Rasûlullah sallallahu aleyhi ve sellem:
“Bu günler nedir?” diye sordu. Medineliler:
“Biz (İslâm'dan önce), câhiliyet
devrinden beri bu günlerde eğleniriz” dediler. Bunun üzerine Rasûlullah
sallallahu aleyhi ve sellem şöyle buyurdu:
“Şüphesiz Allah size, o iki günün
yerine (dünya ve âhirette) daha hayırlı olan iki bayramı: Kurban Bayramı ile Ramazan
Bayramı’nı vermiştir.”[1]
Abdullah b. Amr radıyallahu
anhuma'dan rivâyet olunduğuna göre, o şöyle demiştir:
"Her kim, acemlerin ülkesinden
geçerse (başka bir rivâyette: Müşriklerin diyârında ikâmet ederse), onlarla
beraber onların Nevruz ve Mihricân bayramlarını kutlar ve ölünceye kadar bu hâl
üzere onlara benzerse, kıyâmet günü onlarla beraber haşrolur."[2]

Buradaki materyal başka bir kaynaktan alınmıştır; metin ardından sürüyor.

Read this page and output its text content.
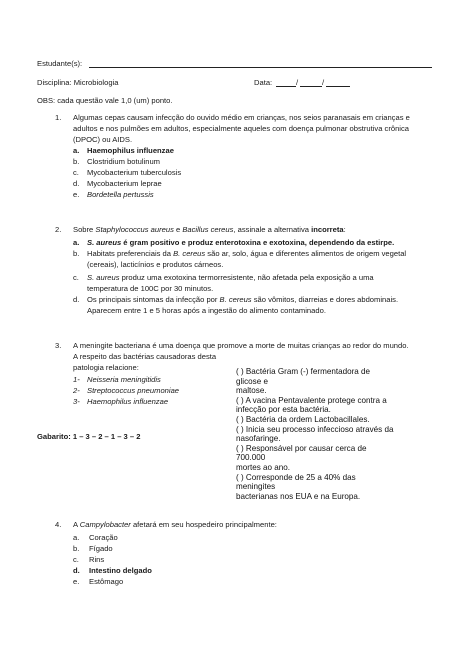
Estudante(s):
Disciplina: Microbiologia	Data:	/	/
OBS: cada questão vale 1,0 (um) ponto.
1. Algumas cepas causam infecção do ouvido médio em crianças, nos seios paranasais em crianças e
adultos e nos pulmões em adultos, especialmente aqueles com doença pulmonar obstrutiva crônica
(DPOC) ou AIDS.
a. Haemophilus influenzae
b. Clostridium botulinum
c. Mycobacterium tuberculosis
d. Mycobacterium leprae
e. Bordetella pertussis
2. Sobre Staphylococcus aureus e Bacillus cereus, assinale a alternativa incorreta:
a. S. aureus é gram positivo e produz enterotoxina e exotoxina, dependendo da estirpe.
b. Habitats preferenciais da B. cereus são ar, solo, água e diferentes alimentos de origem vegetal
(cereais), lacticínios e produtos cárneos.
c. S. aureus produz uma exotoxina termorresistente, não afetada pela exposição a uma
temperatura de 100C por 30 minutos.
d. Os principais sintomas da infecção por B. cereus são vômitos, diarreias e dores abdominais.
Aparecem entre 1 e 5 horas após a ingestão do alimento contaminado.
3. A meningite bacteriana é uma doença que promove a morte de muitas crianças ao redor do mundo.
A respeito das bactérias causadoras desta
patologia relacione:
1- Neisseria meningitidis
2- Streptococcus pneumoniae
3- Haemophilus influenzae
Gabarito: 1 – 3 – 2 – 1 – 3 – 2
( ) Bactéria Gram (-) fermentadora de
glicose e
maltose.
( ) A vacina Pentavalente protege contra a
infecção por esta bactéria.
( ) Bactéria da ordem Lactobacillales.
( ) Inicia seu processo infeccioso através da
nasofaringe.
( ) Responsável por causar cerca de
700.000
mortes ao ano.
( ) Corresponde de 25 a 40% das
meningites
bacterianas nos EUA e na Europa.
4. A Campylobacter afetará em seu hospedeiro principalmente:
a. Coração
b. Fígado
c. Rins
d. Intestino delgado
e. Estômago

Ömer b. El-Hattâb radıyallahu anh’den
rivâyet olunduğuna göre o şöyle demiştir:
"Bayram günlerinde,
kiliselerinde müşriklerin yanlarına girmeyin. Çünkü Allah'ın lâneti, onların
üzerlerine inmektedir.”[3]
Ömer b. el-Hattâb radıyallahu anh
yine şöyle demiştir: "Bayramlarına katılma konusunda Allah'ın
düşmanlarından kaçının (onlardan uzak durun).”[4]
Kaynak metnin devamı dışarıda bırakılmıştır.